Photographer Joe Chowaniec, who took the pictures, said: "My first reaction, was 'wow'. I have photographed a lot of birds and geese and I have seen 15-20 goslings maybe, but not this many – it was quite the sight.
Joe said the mum and her mate have adopted the chicks from first-time parents to give the youngsters a better chance of survival.
He added: "The local wildlife expert said that this pair are much older than a lot of the other geese.

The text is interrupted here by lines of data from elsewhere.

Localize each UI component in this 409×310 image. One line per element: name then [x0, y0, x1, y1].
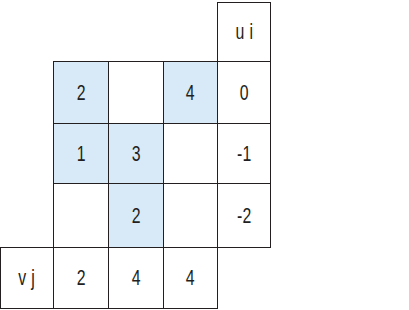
- cell-value: 4: [131, 267, 140, 289]
- cell-value: 3: [131, 143, 140, 165]
- void-cell: [1, 62, 54, 124]
- void-cell: [54, 3, 109, 62]
- cell-value: -1: [237, 143, 252, 165]
- header-row: u i: [1, 3, 271, 62]
- uv-table: u i 2 4 0 1 3 -1 2 -2: [0, 2, 271, 309]
- void-cell: [218, 248, 271, 309]
- void-cell: [1, 184, 54, 248]
- void-cell: [109, 3, 164, 62]
- cell-value: -2: [237, 205, 252, 227]
- void-cell: [164, 3, 218, 62]
- grid-row-3: 2 -2: [1, 184, 271, 248]
- cost-cell-r3c2: 2: [109, 184, 164, 248]
- v-value-c2: 4: [109, 248, 164, 309]
- cost-cell-r1c3: 4: [164, 62, 218, 124]
- cost-cell-r3c3: [164, 184, 218, 248]
- ui-header-cell: u i: [218, 3, 271, 62]
- cell-value: 1: [76, 143, 85, 165]
- cell-value: 4: [186, 267, 195, 289]
- ui-header-label: u i: [235, 21, 253, 43]
- vj-header-cell: v j: [1, 248, 54, 309]
- cell-value: 0: [239, 82, 248, 104]
- cost-cell-r2c1: 1: [54, 124, 109, 184]
- void-cell: [1, 124, 54, 184]
- v-value-c1: 2: [54, 248, 109, 309]
- u-value-r2: -1: [218, 124, 271, 184]
- vj-header-label: v j: [19, 267, 36, 289]
- v-value-c3: 4: [164, 248, 218, 309]
- u-value-r3: -2: [218, 184, 271, 248]
- uv-table-diagram: u i 2 4 0 1 3 -1 2 -2: [0, 0, 409, 310]
- cell-value: 2: [76, 267, 85, 289]
- u-value-r1: 0: [218, 62, 271, 124]
- cost-cell-r3c1: [54, 184, 109, 248]
- cost-cell-r1c2: [109, 62, 164, 124]
- vj-row: v j 2 4 4: [1, 248, 271, 309]
- void-cell: [1, 3, 54, 62]
- grid-row-1: 2 4 0: [1, 62, 271, 124]
- cell-value: 4: [186, 82, 195, 104]
- cost-cell-r2c2: 3: [109, 124, 164, 184]
- cell-value: 2: [76, 82, 85, 104]
- cost-cell-r2c3: [164, 124, 218, 184]
- cost-cell-r1c1: 2: [54, 62, 109, 124]
- grid-row-2: 1 3 -1: [1, 124, 271, 184]
- cell-value: 2: [131, 205, 140, 227]
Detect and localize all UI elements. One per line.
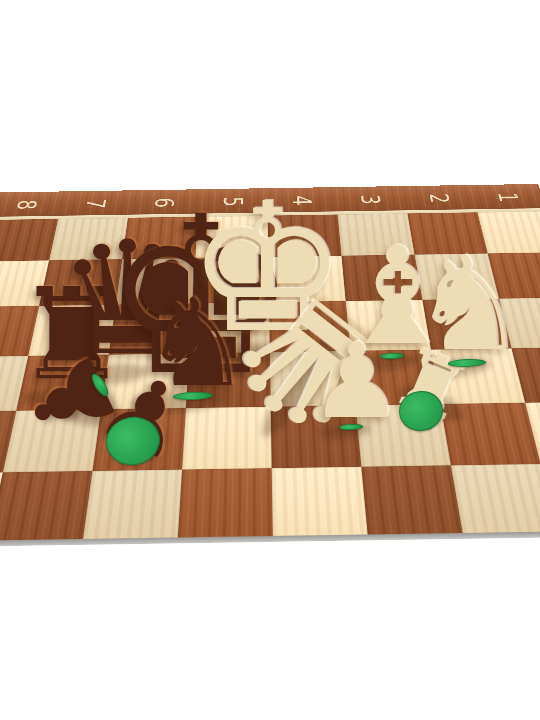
piece-white-pawn: ♟ [309, 329, 402, 433]
chess-product-photo: 87654321 ♜♛♚♞♚♛♝♞♜♟♟♟ [0, 0, 540, 720]
pieces-layer: ♜♛♚♞♚♛♝♞♜♟♟♟ [0, 0, 540, 720]
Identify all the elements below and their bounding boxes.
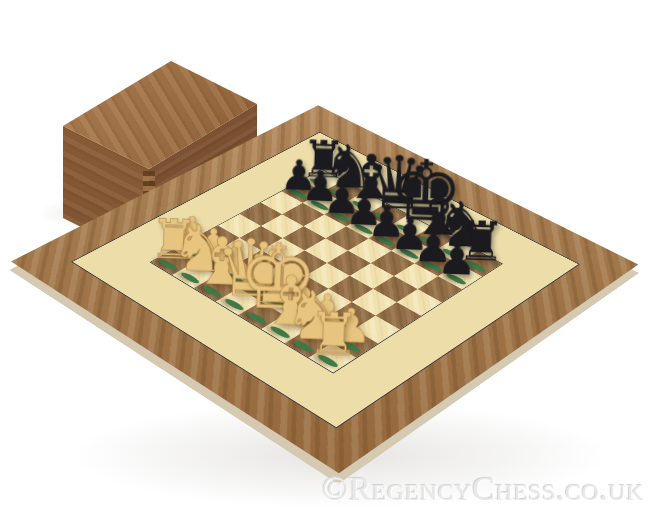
- square-h4: [376, 302, 421, 329]
- black-pawn: ♟: [436, 236, 469, 282]
- white-rook: ♜: [306, 305, 341, 364]
- square-f5: [350, 263, 394, 289]
- square-h7: ♟: [438, 264, 482, 290]
- square-g5: [373, 276, 418, 302]
- product-photo: ♜♞♝♛♚♝♞♜♟♟♟♟♟♟♟♟♟♟♟♟♟♟♟♟♜♞♝♛♚♝♞♜ ©Regenc…: [0, 0, 650, 520]
- watermark: ©RegencyChess.co.uk: [322, 470, 644, 508]
- board-grid: ♜♞♝♛♚♝♞♜♟♟♟♟♟♟♟♟♟♟♟♟♟♟♟♟♜♞♝♛♚♝♞♜: [150, 169, 503, 373]
- square-h1: ♜: [309, 343, 356, 372]
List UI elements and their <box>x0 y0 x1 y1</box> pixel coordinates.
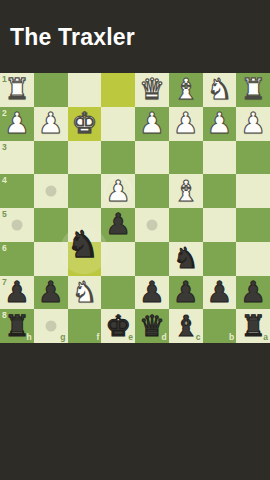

They will take them under their care from first time parents for a better chance of survival.
"It is almost like gosling day care, other geese will leave them with experienced parents, while they go off and do geese things.
"A little guy was found orphaned somewhere else and he was released into this group. He ran right to the group and was accepted right away with no issue.
"They seem to naturally know to keep very close to mum and dad. There is lots of squawking from the pair to keep them together."
Geese have the strongest bond to parents of any other bird, often remaining with them for a year or more.
In order to survive, the chicks must remain close to the mother.
By following her as she hunts for food, it strengthens their recognition of her.
Like swans, Canadian geese are monogamous and will only seek out a new mate if their partner dies.
Canada geese are well known for forming "geese creches".